Das Osteoporoserisiko und die Wechseljahre

Mit einer neuen Studie wurde festgestellt, dass die Wechseljahre in Zusammenhang mit dem Osteoporoserisiko stehen. Hierbei kam man zu dem Ergebnis, dass Frauen, die später in die Wechseljahre kommen ein geringeres Risiko für Osteoporose aufweisen. Vorangegangene Studien hatten schon einen Zusammenhang zwischen den Wechseljahren und Osteoporose entdeckt. Ebenso werden auch Frakturen begünstigt, die durch Osteoporose entstehen, sowie das Sterberisiko erhöht wird, wenn die Menopause bei einer Frau sehr zeitig eintritt.

Zurückblickende Studien, die eine kurze Laufzeit hatten, haben diese Erkenntnisse gebracht. Inzwischen wurde aber eine Langzeitstudie über 34 Jahre durchgeführt, die diese Erkenntnisse bestätigt hat. Die Testpersonen waren alle in einem Alter von 48 Jahren und die Gesamtzahl der Teilnehmer betrug 390 Frauen. Trat die Menopause vor dem 47. Lebensjahr ein, so wurde dies als ein frühzeitiger Beginn der Menopause definiert. Zu dieser Gruppe gehörten 61 Frauen, wobei das Durchschnittsalter für den Eintritt in die Menopause 42 Jahre war.

Bei dieser Studie wurde die Definition der WHO verwendet.
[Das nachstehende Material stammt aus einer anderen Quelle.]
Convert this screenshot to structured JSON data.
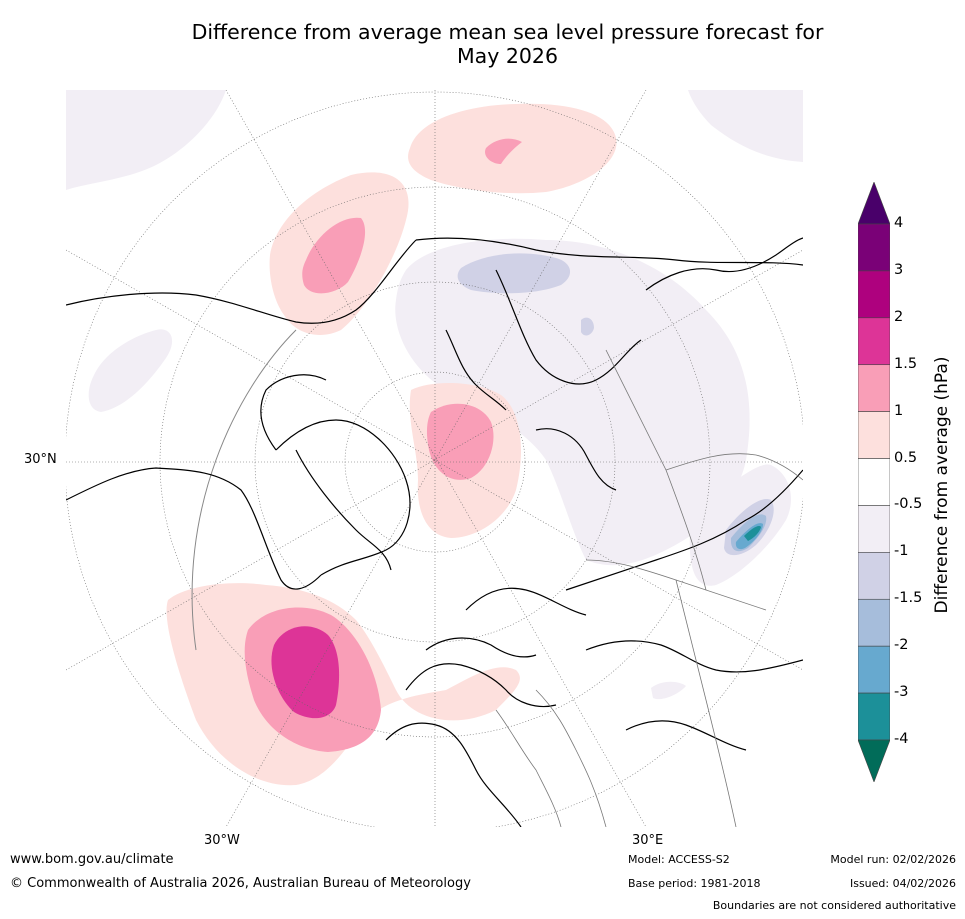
{
  "title": {
    "line1": "Difference from average mean sea level pressure forecast for",
    "line2": "May 2026"
  },
  "map": {
    "projection": "north-polar-stereographic",
    "labels": {
      "lat30n": "30°N",
      "lon30w": "30°W",
      "lon30e": "30°E"
    },
    "colors": {
      "pos_0_5_1": "#fde0dd",
      "pos_1_1_5": "#f99eb7",
      "pos_1_5_2": "#dd3497",
      "neg_0_5_1": "#f2eef5",
      "neg_1_1_5": "#d0d1e6",
      "neg_1_5_2": "#a6bddb",
      "neg_2_3": "#67a9cf",
      "neg_3_4": "#1c9099"
    }
  },
  "colorbar": {
    "title": "Difference from average (hPa)",
    "ticks": [
      "4",
      "3",
      "2",
      "1.5",
      "1",
      "0.5",
      "-0.5",
      "-1",
      "-1.5",
      "-2",
      "-3",
      "-4"
    ],
    "bins": [
      {
        "color": "#7a0177"
      },
      {
        "color": "#ae017e"
      },
      {
        "color": "#dd3497"
      },
      {
        "color": "#f99eb7"
      },
      {
        "color": "#fde0dd"
      },
      {
        "color": "#ffffff"
      },
      {
        "color": "#f2eef5"
      },
      {
        "color": "#d0d1e6"
      },
      {
        "color": "#a6bddb"
      },
      {
        "color": "#67a9cf"
      },
      {
        "color": "#1c9099"
      }
    ],
    "top_extend_color": "#49006a",
    "bottom_extend_color": "#016c59"
  },
  "footer": {
    "website": "www.bom.gov.au/climate",
    "copyright": "© Commonwealth of Australia 2026, Australian Bureau of Meteorology",
    "model": "Model: ACCESS-S2",
    "base_period": "Base period: 1981-2018",
    "model_run": "Model run: 02/02/2026",
    "issued": "Issued: 04/02/2026",
    "disclaimer": "Boundaries are not considered authoritative"
  }
}
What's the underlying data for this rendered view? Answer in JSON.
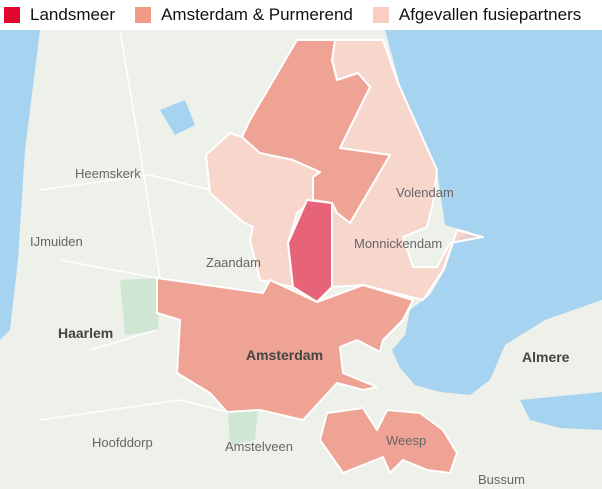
{
  "legend": [
    {
      "label": "Landsmeer",
      "color": "#e2062c"
    },
    {
      "label": "Amsterdam & Purmerend",
      "color": "#f29a88"
    },
    {
      "label": "Afgevallen fusiepartners",
      "color": "#f9cdc2"
    }
  ],
  "map": {
    "colors": {
      "land": "#eef0ea",
      "water": "#a6d3f0",
      "park": "#cfe6d2",
      "border": "#ffffff"
    },
    "regions": [
      {
        "name": "Amsterdam & Purmerend",
        "color": "#f29a88"
      },
      {
        "name": "Landsmeer",
        "color": "#e2062c"
      },
      {
        "name": "Afgevallen fusiepartners",
        "color": "#f9cdc2"
      }
    ],
    "places": [
      "Heemskerk",
      "IJmuiden",
      "Zaandam",
      "Volendam",
      "Monnickendam",
      "Haarlem",
      "Amsterdam",
      "Almere",
      "Hoofddorp",
      "Amstelveen",
      "Weesp",
      "Bussum"
    ]
  }
}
Dies bedeutet, dass die Regelblutung über eine Zeit von 12 Monaten anhaltend ausbleiben musste. An der Studie nahmen natürlich auch Orthopäden teil, welche sich der Knochenmineraldichte widmeten. Diese wurde bei den teilnehmenden Frauen im Alter von 48 Jahren und noch einmal mit 77 Jahren gemessen. Dazu nutze man das SPA- Verfahren, welches am Unterarm durchgeführt wurde. Im Alter von 77 Jahren wurde noch ein weiterer Test hinzugefügt. Dies war der DXA- Scan, der sich auf die Messung der Dichte an der Hüfte und auch an den Wirbelkörper bezieht.

Man stellt im Alter von 77 Jahren bei 15 von 27 Frauen, die einen frühen Beginn der Menopause aufwiesen, eine Osteoporose fest. Dies sind immerhin 56 %.  Bei den Frauen, bei denen die Menopause eher spät eingetreten ist, waren nur 30 % betroffen. Das heißt von 151 Frauen, haben nur 52 eine Osteoporose entwickelt. Aus diesen Testergebnissen konnte man ein relatives Risiko errechnen, welches 1,83 beträgt. Auch die Neuerkrankungen bei Frakturen, die durch Osteoporose entstehen, wurde betrachtet. Dabei stellte man fest, dass 19,45 pro 1000 Personenjahren erkrankten, bei denen die Menopause frühzeitig begann und 11,6 pro 1000 Personenjahre waren es bei der Vergleichsgruppe, bei denen die Menopause später eintrat.

Die Sterberate war ein weiterer Teil, den man in dieser Studie näher beobachtete. Dabei stellte man fest, dass bei den Frauen, die eine frühzeitige Menopause hatten, die Sterberate 52,4 % betrug und bei der anderen Gruppe mit den Frauen, deren Menopause später eintrat, waren es nur 35,2 %.